Scientists at the Scripps Institute of Oceanography have studied the movement of atmospheric rivers and concluded that global warming has led to a significant increase in moisture carried by these weather systems, Phys.org reports.
Atmospheric rivers are large swaths of moisture that stretch in the sky from the tropics to higher latitudes. They are capable of carrying 15 times more water than the Mississippi River. When moisture reaches the coast, it hits the land with abnormal rainfall, causing flooding.
Atmospheric rivers are predicted to increase and store more water as the planet warms.

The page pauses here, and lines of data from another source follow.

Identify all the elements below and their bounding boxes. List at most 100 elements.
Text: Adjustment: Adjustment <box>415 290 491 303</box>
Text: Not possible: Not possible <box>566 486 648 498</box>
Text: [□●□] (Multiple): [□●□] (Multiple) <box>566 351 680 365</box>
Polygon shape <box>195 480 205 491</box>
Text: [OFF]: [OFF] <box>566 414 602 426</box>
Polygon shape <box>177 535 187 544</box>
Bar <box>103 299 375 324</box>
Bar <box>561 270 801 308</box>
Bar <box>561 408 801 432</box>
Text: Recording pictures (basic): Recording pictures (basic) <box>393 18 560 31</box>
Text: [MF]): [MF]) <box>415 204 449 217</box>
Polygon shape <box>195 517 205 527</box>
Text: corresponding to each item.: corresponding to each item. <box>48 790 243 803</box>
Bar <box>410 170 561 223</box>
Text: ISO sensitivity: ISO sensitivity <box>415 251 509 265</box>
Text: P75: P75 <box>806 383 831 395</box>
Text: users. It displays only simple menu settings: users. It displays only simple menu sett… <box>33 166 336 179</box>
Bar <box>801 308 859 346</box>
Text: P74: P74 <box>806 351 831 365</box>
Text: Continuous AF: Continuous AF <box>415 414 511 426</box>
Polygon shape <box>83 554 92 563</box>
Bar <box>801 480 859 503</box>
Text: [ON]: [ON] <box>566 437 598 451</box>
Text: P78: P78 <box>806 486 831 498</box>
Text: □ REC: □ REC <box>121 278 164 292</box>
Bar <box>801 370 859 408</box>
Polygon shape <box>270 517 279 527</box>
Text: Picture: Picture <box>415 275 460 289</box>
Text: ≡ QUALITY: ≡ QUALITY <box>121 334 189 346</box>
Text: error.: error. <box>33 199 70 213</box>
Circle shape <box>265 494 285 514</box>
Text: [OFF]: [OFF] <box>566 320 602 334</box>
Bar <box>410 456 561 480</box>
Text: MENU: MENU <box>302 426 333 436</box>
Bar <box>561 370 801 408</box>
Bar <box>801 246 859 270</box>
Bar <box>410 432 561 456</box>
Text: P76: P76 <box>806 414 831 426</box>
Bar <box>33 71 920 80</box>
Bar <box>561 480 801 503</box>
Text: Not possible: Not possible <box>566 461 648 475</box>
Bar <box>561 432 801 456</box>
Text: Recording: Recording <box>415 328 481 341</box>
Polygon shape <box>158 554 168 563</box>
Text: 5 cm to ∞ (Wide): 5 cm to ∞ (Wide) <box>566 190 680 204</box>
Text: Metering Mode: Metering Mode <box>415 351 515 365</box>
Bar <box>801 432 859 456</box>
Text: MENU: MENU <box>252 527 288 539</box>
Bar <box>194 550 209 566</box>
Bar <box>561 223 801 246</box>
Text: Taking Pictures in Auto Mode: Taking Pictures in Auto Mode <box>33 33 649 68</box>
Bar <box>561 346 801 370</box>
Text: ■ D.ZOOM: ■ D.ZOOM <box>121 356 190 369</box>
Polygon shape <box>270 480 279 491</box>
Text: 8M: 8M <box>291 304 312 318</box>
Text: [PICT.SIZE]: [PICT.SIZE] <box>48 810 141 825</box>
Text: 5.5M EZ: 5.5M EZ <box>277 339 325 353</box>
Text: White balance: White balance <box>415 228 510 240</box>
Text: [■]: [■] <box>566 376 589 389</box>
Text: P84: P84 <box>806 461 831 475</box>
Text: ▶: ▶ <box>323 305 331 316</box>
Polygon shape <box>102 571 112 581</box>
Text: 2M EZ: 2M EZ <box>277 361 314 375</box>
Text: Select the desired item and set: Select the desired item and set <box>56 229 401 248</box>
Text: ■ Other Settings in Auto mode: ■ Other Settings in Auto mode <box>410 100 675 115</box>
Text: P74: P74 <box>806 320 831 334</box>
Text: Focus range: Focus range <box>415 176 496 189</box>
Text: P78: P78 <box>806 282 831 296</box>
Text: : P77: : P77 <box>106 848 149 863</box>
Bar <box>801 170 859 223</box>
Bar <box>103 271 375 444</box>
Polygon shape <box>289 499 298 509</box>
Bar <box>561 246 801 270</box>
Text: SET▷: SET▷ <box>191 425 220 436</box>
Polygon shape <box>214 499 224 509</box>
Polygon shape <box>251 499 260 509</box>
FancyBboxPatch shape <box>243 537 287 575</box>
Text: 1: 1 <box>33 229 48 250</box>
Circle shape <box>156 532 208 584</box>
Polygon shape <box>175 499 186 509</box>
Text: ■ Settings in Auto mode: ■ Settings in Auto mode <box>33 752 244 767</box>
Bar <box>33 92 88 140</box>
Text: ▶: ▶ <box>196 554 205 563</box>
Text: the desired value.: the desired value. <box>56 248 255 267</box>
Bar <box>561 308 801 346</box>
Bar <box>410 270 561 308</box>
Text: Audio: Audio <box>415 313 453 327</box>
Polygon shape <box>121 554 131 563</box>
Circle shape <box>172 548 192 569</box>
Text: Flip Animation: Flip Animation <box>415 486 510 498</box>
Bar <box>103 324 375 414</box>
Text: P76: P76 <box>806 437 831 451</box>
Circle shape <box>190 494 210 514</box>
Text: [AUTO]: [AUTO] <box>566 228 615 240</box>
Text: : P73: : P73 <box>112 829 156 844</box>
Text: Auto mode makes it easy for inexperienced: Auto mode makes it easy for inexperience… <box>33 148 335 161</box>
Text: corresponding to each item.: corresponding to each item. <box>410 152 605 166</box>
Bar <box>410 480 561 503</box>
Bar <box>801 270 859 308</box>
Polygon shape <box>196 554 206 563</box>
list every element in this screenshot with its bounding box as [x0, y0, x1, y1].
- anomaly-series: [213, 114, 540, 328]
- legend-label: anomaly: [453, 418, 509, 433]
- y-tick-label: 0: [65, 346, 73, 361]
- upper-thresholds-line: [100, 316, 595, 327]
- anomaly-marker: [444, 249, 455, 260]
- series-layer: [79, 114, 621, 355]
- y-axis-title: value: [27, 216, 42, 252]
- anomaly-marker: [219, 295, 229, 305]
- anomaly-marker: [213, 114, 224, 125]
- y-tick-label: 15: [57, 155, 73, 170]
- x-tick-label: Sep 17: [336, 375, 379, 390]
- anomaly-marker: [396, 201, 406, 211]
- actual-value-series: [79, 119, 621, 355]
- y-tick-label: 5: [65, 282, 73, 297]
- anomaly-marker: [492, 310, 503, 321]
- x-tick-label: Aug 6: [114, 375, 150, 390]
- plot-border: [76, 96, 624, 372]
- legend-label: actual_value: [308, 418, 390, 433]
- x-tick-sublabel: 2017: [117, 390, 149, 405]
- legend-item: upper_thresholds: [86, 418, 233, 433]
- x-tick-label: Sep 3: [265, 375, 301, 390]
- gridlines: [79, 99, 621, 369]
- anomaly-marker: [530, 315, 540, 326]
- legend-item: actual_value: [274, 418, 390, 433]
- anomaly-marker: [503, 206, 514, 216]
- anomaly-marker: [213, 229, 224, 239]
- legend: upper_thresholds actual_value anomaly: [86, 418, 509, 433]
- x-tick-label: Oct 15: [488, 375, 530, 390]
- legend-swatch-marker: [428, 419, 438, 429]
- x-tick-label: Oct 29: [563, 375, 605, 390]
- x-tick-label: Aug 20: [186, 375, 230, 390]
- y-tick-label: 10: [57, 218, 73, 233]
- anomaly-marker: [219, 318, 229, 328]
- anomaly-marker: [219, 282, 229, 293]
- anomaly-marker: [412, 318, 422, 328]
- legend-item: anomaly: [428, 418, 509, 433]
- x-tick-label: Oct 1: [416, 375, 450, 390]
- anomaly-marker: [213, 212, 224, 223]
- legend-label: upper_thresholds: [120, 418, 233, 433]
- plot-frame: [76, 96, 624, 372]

In arid areas, these weather systems can replenish water supplies and extinguish forest fires. In humid latitudes, they cause floods, mudflows and landslides, causing damage and loss of human life.
In February 2019, an atmospheric river brought a stream of water vapor 2.5 thousand km long and 560 km wide to the coast of Northern California, where 53 cm of rain fell in a day, causing a flood. The damage in Sonoma County alone totaled $ 100 million.
Atmospheric rivers cause $ 1.1 billion in damage annually in the western United States.
Experts have modeled how atmospheric currents will change in the near future. The planet heats up more and more, more water evaporates from the oceans and lakes, which is retained in the atmosphere, and the increased air humidity strengthens storm systems.
Climate stabilization remains the only way to contain the rise of atmospheric rivers and storms.